We forget that children need to be children and learning also happens through socialisation and play. The amount of homework doesn’t leave any time in a system designed to rely heavily on achievement in Science, Technology, Engineering and Maths.
I can’t help my Grade 9 daughter with maths. Wait, I can’t even help my Grade 6 daughter with Maths. The CAPS curriculum is so focused on results that a term hardly starts and two weeks later there are assessments. When does the learning take place?
Some of my classmates back then were probably dyslexic and even others had learning abilities. Back then, these conditions didn’t have names, and we forged on without ADHD medication and everything else that is so quickly prescribed for children by psychiatrists.

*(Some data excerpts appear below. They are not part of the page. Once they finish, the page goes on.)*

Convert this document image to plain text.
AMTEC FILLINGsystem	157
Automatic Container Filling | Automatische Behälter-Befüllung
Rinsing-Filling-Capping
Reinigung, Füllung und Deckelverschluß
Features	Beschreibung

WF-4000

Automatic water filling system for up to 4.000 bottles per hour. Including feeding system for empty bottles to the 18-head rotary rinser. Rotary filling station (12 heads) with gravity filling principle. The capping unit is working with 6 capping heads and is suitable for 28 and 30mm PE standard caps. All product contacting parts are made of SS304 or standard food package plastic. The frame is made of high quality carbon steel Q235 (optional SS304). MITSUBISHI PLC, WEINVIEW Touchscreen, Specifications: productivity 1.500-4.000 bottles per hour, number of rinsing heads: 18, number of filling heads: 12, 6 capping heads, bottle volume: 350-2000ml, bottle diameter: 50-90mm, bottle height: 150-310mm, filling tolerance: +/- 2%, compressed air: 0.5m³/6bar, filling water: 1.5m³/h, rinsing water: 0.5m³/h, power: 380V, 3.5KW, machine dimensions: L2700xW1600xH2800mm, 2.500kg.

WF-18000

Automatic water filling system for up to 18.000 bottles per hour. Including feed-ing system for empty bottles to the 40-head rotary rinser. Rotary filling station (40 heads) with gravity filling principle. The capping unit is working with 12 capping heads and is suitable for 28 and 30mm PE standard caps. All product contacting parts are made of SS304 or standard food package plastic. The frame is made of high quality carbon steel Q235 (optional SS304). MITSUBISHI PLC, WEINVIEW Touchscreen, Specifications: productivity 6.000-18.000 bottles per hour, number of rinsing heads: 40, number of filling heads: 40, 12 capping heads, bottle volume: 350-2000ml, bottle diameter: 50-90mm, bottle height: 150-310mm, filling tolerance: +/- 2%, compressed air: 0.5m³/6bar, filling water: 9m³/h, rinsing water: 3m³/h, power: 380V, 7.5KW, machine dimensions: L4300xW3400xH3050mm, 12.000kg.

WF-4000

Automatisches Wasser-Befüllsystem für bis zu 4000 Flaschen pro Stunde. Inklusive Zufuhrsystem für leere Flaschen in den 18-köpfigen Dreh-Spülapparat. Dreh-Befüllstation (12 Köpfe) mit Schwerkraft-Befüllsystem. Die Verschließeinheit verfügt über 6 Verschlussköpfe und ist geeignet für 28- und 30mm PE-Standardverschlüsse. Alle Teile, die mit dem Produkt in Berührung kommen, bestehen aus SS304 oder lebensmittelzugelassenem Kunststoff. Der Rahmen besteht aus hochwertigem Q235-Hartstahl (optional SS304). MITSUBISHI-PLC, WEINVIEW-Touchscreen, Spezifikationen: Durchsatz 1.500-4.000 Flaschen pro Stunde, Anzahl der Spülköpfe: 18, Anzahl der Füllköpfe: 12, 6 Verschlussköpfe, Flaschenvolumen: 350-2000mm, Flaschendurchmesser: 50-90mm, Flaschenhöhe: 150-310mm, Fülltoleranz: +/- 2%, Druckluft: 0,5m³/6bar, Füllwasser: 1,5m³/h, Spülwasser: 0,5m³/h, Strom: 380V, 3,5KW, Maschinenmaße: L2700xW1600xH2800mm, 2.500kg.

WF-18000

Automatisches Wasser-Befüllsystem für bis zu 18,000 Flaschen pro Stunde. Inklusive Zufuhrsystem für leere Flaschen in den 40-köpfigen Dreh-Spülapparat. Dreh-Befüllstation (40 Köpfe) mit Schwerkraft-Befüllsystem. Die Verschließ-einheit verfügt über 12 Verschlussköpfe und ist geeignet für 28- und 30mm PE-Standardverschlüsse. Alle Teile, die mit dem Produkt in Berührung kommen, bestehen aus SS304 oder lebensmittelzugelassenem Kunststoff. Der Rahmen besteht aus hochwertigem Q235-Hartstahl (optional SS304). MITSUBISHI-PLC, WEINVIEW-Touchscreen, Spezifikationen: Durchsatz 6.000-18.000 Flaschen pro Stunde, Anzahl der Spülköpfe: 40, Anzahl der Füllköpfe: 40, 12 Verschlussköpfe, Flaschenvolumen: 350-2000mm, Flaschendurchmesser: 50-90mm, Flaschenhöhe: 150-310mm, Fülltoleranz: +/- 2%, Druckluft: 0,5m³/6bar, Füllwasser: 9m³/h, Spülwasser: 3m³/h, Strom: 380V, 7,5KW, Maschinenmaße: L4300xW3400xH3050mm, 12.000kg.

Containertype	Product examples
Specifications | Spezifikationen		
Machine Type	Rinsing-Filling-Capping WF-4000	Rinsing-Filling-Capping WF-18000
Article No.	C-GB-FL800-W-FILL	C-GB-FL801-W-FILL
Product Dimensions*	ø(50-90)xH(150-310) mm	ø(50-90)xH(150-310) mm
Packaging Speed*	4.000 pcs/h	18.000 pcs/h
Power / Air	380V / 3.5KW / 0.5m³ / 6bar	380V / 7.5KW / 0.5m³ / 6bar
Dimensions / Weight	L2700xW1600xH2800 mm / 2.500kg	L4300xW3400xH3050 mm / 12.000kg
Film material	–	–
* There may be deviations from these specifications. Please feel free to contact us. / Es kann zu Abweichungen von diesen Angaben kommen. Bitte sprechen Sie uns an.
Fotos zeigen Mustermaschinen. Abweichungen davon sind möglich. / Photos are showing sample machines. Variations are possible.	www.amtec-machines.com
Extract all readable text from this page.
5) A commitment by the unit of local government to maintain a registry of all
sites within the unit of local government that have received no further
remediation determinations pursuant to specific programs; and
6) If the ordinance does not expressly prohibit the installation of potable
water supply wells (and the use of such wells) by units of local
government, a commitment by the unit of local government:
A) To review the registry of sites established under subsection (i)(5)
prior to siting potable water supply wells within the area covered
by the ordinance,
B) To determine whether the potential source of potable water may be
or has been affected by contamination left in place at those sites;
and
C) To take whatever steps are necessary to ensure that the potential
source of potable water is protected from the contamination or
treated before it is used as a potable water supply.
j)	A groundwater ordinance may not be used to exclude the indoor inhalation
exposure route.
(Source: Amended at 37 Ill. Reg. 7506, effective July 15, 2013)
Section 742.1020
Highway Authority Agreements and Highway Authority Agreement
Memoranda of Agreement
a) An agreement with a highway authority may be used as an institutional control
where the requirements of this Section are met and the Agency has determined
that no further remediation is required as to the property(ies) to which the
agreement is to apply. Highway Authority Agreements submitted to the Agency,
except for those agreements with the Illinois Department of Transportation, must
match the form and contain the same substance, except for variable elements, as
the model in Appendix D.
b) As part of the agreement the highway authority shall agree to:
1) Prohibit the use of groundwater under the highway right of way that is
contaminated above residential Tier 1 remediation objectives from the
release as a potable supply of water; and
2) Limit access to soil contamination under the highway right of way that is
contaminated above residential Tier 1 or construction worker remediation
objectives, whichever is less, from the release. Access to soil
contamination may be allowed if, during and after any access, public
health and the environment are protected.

We played in the rain, ate mud cakes and even earthworms (if we were so dared), and we learnt through social interaction, not social media. Don’t lock up your child and push them to get straight As. Each child is different. Focus on their strengths so they’re ready to face a cruel world where they can also rely on street smarts and emotional intelligence.
I’m not targeting teachers because they’re trapped in a system. Imagine having to deal with kids re-enacting a slave market during break time that goes viral on social media. Parents also have a joint responsibility because those kinds of racist acts are learnt behaviour at home.
For me, thank goodness I can write and create content. Otherwise, who knows what may have happened to this Maths dunce of the class.